Renault Clio Renaultsport 200 Cup.A sparse cabin with a notable lack of equipment signifies that this is the Cup car, not the regular Clio Renaultsport 200, and that also explains the very firm ride, which is nevertheless the way it is for a good reason - other, less sporty cars on inappropriately low-profile tyres ride nearly as badly with far less excuse.

It's fairly noisy, mostly because of the boom from the twin rear exhausts. The engine itself sounds disappointingly tame for a two-litre unit producing 200bhp, though adherence to noise regulations probably has a lot to do with that. What is not in doubt is that it propels the Clio very effectively, as the sub-7 second 0-62mph time shows.

Nobody, surely, would buy this car first and foremost because of its practicality, so I shall gloss over the fact that on one occasion I used it to transport a keyboard (musical, not computer) on an 80-mile round trip. I doubt this has happened before in Clio Renaultsport history, but it hardly matters. Vastly more important is how appealing the Cup is to its driver.

Things do not get off to a good start when you realise that, as part of the specification-paring process which makes the Cup 36kg lighter and more than £1000 cheaper than the standard 200, Renault has made the steering wheel adjustable for height but not for reach. This is an absurd in a car so obviously driver-oriented. It is unquestionably important that the driver should be able to set the wheel in the most convenient position.

Renault Clio Renaultsport 200 Cup.The Cup has a much stiffer suspension set-up than the regular 200 (Renault having made the gap wider than it was between the previous 197 and its Cup equivalent). I was expecting a very neutral attitude, but although the tail can become quite lively when you want it to, the dominant characteristic is understeer. Quite a lot of understeer, in fact. Rather a surprising amount.

I can guess what may be going on here. The first front-wheel drive race car I ever had (heavily modified but road-legal) was at its most sublimely balanced when it was fitted with the best permitted tyres on the front and - for budgetary reasons - the next best on the rear. It was completely neutral and a joy to drive. When I could afford to fit the best tyres all round, the balance deteriorated but the lap times improved.

In order to make the car behave neutrally again (by making the rear slide to the same extent that it had done before), I had to hurl it into corners at speeds which would previously have sent it spinning into the countryside. It wasn't comfortable, but it worked.

I'm not sure if the Renault engineers had a scenario exactly like this in mind, but it's certainly the case that the Cup behaves much better if the back end gets a chance to start moving on the way into a bend. From that point on you can balance it on the throttle, but on tight or difficult corners you will probably have emerged on to the next straight before the front tyres are in a position to deal with all the available power. Understeer is still a factor to be considered.
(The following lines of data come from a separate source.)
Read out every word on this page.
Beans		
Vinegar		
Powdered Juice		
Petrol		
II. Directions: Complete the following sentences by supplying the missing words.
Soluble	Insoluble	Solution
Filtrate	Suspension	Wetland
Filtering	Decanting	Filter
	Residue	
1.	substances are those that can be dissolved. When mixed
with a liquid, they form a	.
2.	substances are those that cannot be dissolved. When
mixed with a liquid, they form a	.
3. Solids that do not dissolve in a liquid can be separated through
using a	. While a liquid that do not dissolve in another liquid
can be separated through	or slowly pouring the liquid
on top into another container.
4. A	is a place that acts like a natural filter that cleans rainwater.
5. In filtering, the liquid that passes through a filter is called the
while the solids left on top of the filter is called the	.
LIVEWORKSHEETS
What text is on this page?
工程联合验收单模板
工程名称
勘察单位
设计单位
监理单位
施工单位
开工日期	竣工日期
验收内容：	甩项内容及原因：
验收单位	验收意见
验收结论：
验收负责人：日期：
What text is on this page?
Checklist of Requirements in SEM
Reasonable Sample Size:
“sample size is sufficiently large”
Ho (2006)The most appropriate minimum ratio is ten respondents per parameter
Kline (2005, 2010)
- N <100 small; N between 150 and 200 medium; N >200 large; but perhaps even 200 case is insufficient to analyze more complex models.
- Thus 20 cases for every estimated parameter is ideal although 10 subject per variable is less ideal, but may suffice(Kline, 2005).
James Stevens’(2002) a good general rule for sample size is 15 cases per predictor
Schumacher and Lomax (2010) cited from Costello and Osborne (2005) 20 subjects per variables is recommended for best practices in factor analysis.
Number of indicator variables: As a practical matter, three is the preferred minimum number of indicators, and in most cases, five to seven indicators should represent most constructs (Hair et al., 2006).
Renault Clio Renaultsport 200 Cup.And this is in the dry. In the wet, the Cup is a considerable handful even at very low speeds. In greasy, half-wet half-dry conditions - the ones which racing drivers like least, preferring a properly wet track - it is positively alarming. The front end can hardly turn in at all, and this has nothing to do with power because at 20mph it can understeer a full width off-line before you even think about pressing the accelerator pedal. A gentle start sets off the traction control, mild braking brings the ABS into play astonishingly quickly.

Clearly, the Cup is a fairweather car, and almost as certainly it is one that can be fully enjoyed only on a race circuit. I have not done so (because this is a road test, not a track test) but one day I would like to see what happens when you really throw it into corners. I suspect it may be magnificent. As a road car, however, it is more trouble than it's worth, and there is no hot hatch I would less like to own.